Eve gets the brunt of the blame, as male theologians have explained over the years. The church was an early adapter, after all, of mansplaining.
Enter Mary Magdalene with the proclamation: “I have seen Jesus!” It is a proclamation of love; not as argument, not as explanation, but as proclamation, a statement shouted from the hillside that God is with us, here, in the garden, where we find ourselves, each one of us right here, right now.
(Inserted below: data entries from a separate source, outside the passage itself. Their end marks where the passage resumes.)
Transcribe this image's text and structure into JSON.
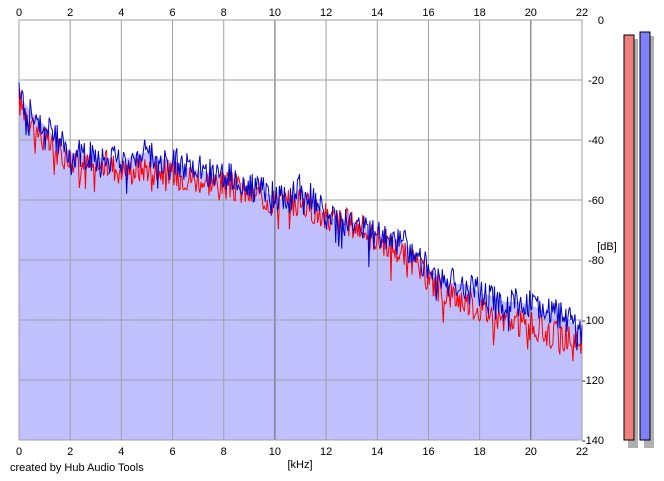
{
  "footer": {
    "credit": "created by Hub Audio Tools"
  },
  "chart_data": {
    "type": "area",
    "xlabel": "[kHz]",
    "ylabel": "[dB]",
    "xlim": [
      0,
      22
    ],
    "ylim": [
      -140,
      0
    ],
    "x_ticks": [
      0,
      2,
      4,
      6,
      8,
      10,
      12,
      14,
      16,
      18,
      20,
      22
    ],
    "y_ticks": [
      0,
      -20,
      -40,
      -60,
      -80,
      -100,
      -120,
      -140
    ],
    "grid": true,
    "fill_color": "#c0c0ff",
    "series": [
      {
        "color": "#ff0000",
        "x": [
          0,
          0.5,
          1,
          1.5,
          2,
          2.5,
          3,
          3.5,
          4,
          4.5,
          5,
          5.5,
          6,
          6.5,
          7,
          7.5,
          8,
          8.5,
          9,
          9.5,
          10,
          10.5,
          11,
          11.5,
          12,
          12.5,
          13,
          13.5,
          14,
          14.5,
          15,
          15.5,
          16,
          16.5,
          17,
          17.5,
          18,
          18.5,
          19,
          19.5,
          20,
          20.5,
          21,
          21.5,
          22
        ],
        "values": [
          -27,
          -34,
          -40,
          -44,
          -46,
          -48,
          -49,
          -48,
          -50,
          -50,
          -49,
          -50,
          -51,
          -52,
          -53,
          -54,
          -55,
          -56,
          -58,
          -59,
          -60,
          -61,
          -61,
          -63,
          -66,
          -67,
          -68,
          -70,
          -73,
          -75,
          -78,
          -82,
          -86,
          -90,
          -92,
          -94,
          -96,
          -98,
          -100,
          -101,
          -102,
          -104,
          -105,
          -106,
          -107
        ]
      },
      {
        "color": "#0000cc",
        "x": [
          0,
          0.5,
          1,
          1.5,
          2,
          2.5,
          3,
          3.5,
          4,
          4.5,
          5,
          5.5,
          6,
          6.5,
          7,
          7.5,
          8,
          8.5,
          9,
          9.5,
          10,
          10.5,
          11,
          11.5,
          12,
          12.5,
          13,
          13.5,
          14,
          14.5,
          15,
          15.5,
          16,
          16.5,
          17,
          17.5,
          18,
          18.5,
          19,
          19.5,
          20,
          20.5,
          21,
          21.5,
          22
        ],
        "values": [
          -25,
          -31,
          -35,
          -40,
          -44,
          -45,
          -46,
          -46,
          -47,
          -45,
          -44,
          -46,
          -47,
          -49,
          -50,
          -51,
          -52,
          -53,
          -56,
          -57,
          -59,
          -60,
          -56,
          -60,
          -65,
          -68,
          -67,
          -69,
          -72,
          -73,
          -74,
          -78,
          -83,
          -86,
          -88,
          -88,
          -91,
          -92,
          -94,
          -94,
          -95,
          -97,
          -98,
          -100,
          -104
        ]
      }
    ],
    "level_meters": [
      {
        "color": "#f08080",
        "value": -5
      },
      {
        "color": "#8080f8",
        "value": -4
      }
    ]
  }
}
Mary Magdalene’s proclamation can be likened to my daughter Margaret, as a kid, coming home from a soccer game proclaiming: “We won!” or like my niece, Leah proclaiming: ”We’re getting married,” or my cousin, Adjua proclaiming: “We’re having a baby!”
The gardener has returned to guide us back to Eden, so we can witness how love has been there all along. It turns out, the fall of Adam and Eve wasn’t an imposed exile, but a gift of choice, freedom, and agency; a sign of trust, a rite of passage, initiated when they ate the apple and God went opaque (poof).
While that might seem bad, it was really good, and indeed essential for grafting within humanity choice, freedom, and agency. For if we were to see God in the fullness of God’s nature, If we were to retain full knowledge of God, we would be so overwhelmed, we would fall on our faces in adoration despite ourselves.
Freedom would evaporate in the presence of God. It would be snuffed out by the awesomeness of God. And since God loves us more than that, God melted into the space in-between the dots, the space in between all things.
For if there is no love if there is no freedom, freedom is mission critical. So, we can choose whether or not to be multipliers of God’s love; we can choose whether or not to be love spreading difference makers. Or we can choose to build walls, choose to hunker down, choose to propagate fear.
Love only finds its power in the presence of choice. As for me I choose love. How about you? To be helpful toward this end, God came into the world in a human sized package – named Jesus to make the invitation of love in a way we could relate to without overwhelming us, without robbing us of choice.
And a few folks in power at the time chose to decline the invitation by hanging Jesus on the cross. Out of love, God allowed that to happen because the love of God cannot be known if there is not real freedom to reject it.
But then, God did something surprising. God overruled the finality of death through the resurrection of Jesus. God repurposed the cross as a crowbar to pry apart the dots of death revealing the more true reality of eternal life.
Resurrection is God rejecting human rejection without denying human freedom… out of love. For there is no love if there is no freedom. Mary Magdalene makes the point with the proclamation: “I have seen Jesus!”
And so, on this Easter Sunday I want to invite you join Mary Magdalene in this proclamation. It is an expression of faith in the power of love to cast out fear, where we can pull apart the points colored with heartache and anxiety and step into the garden of Eden without ever leaving the place where we live.
That is what we’re all about here at Epiphany. This is where we come to train to be love spreading difference makers. Epiphany is a spiritual gym, where we practice how to be our most human selves, by living in the garden of Edenwhere God is, with us, right here, right now.
And so, in a world that can get pretty spun up over the placement, and color, and pattern of the dots, Epiphany is where we come to pick up the cross to pry apart the dots seeking the love in-between, the glue that holds all things together.
Thank you, Mary Magdalene, for being out guide, and for your proclamation: “I have seen Jesus!” May we make it our own.
Happy Easter, and may God bless you.